Among methods developed to increase the power of “ordinary” meta-analysis, particular attentions should be given to the Bi-level approach, the Elastic Net, SMA (Sequential Meta-analysis) and webbased tool Network Analyst [9-12].
The Bi-level approach constitutes a novel method to performing meta-analysis of gene expression data, analyzing these in a context of known biological pathways . This method permits to integrate multiple independent studies for the same disease by performing an analysis on two levels. In the “intra-experiment”, the analysis consists in splitting dataset into m smaller datasets. To this end, the statistical tests are performed independently and then p-values obtained are combined each other. In second level, an “inter-experiment” analysis is conducted, in which the algorithm conducts a statistical test for each individual experiment and then combines processed p-values. P-value calculation is done, for each of the m datasets, by using a pathway analysis method for each one of k pathways included in existing pathway databases. This technique has been demonstrated to improve the power of meta-analysis thanks to the bi-level framework that confer more robustness against bias, minor sensitive to outliers than other traditional methods, and greater sensitivity in detecting small signal changes.
An additional methodological approach for conducting a powerful meta-analysis uses the versatile method of the Elastic Net for classification and regression. In statistics as well as in the fitting of linear or logistic regression model, Elastic Net functions as a regularized regression method that linearly combines the penalties function of LASSO (least absolute shrinkage and selection operator) and Ridge methods. In this framework  Elastic Net permits to build a predictive model based on gene expression data and other variables, such as patient characteristics. In particular, Elastic Net analyzes the merged data into a single matrix deriving from a crossstudy normalization procedure of raw data and is able to handle both continuous and categorical features. Moreover, through the application of a predictive model and the quantitative and qualitative determination of genes belonging to the ‘expression signature’ of the conditions of interest, the Elastic Net function permits to incorporate additional variables to the gene expression profiles, revealing the correlation between gene expression and corresponding covariates and is not strictly correlated with the biological phenomenon of interest.
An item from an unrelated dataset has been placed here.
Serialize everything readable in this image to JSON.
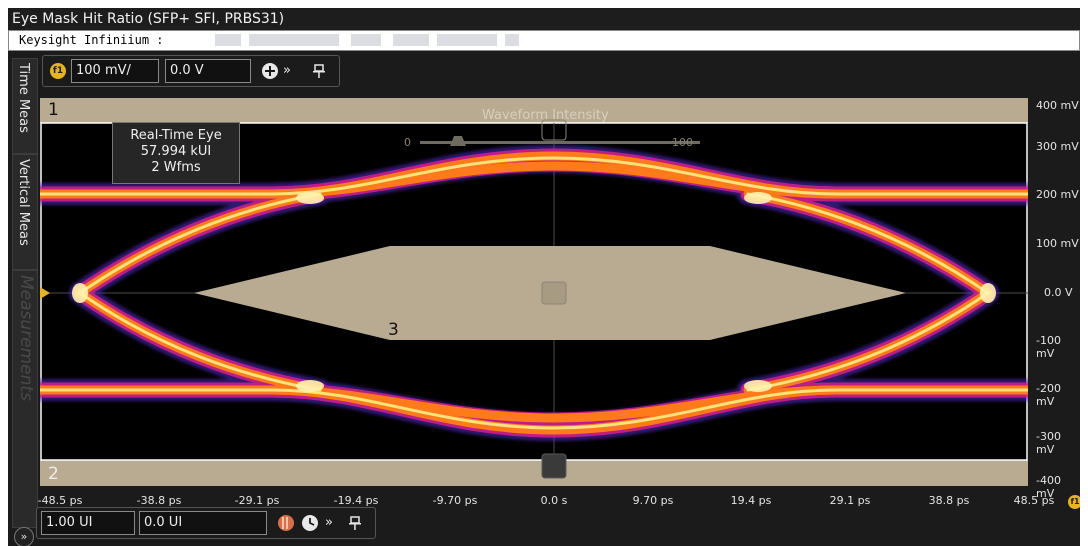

The Sequential Meta-Analysis (SMA) is an approach aimed to find significant gene expression signatures by merging multiple microarray studies in chronological order, avoiding type I errors. Whit regard to traditional meta-analysis methods, this approach could also represents a useful tool to evaluate if a greater number of experiments is needed to draw a conclusion. In fact, for each gene of interest, SMA assesses whether collected samples already show sufficient evidences for a certain effect size or if further experiments should be added .
Finally, the web-based tool Network Analyst has been developed to perform common and complex meta-analysis, with both advanced statistics and visualization strategies for allowing an efficient data comparison . In light of the growing amount of publicly available gene expression data as well as the increasingly recourse to comparative analysis among different microarray studies and platforms, it appears evident the need to further develop new methodologies and refine existing methods to improve data quality, eliminate platform-specific bias and permit better cross-platform normalization processes and statistical analyses.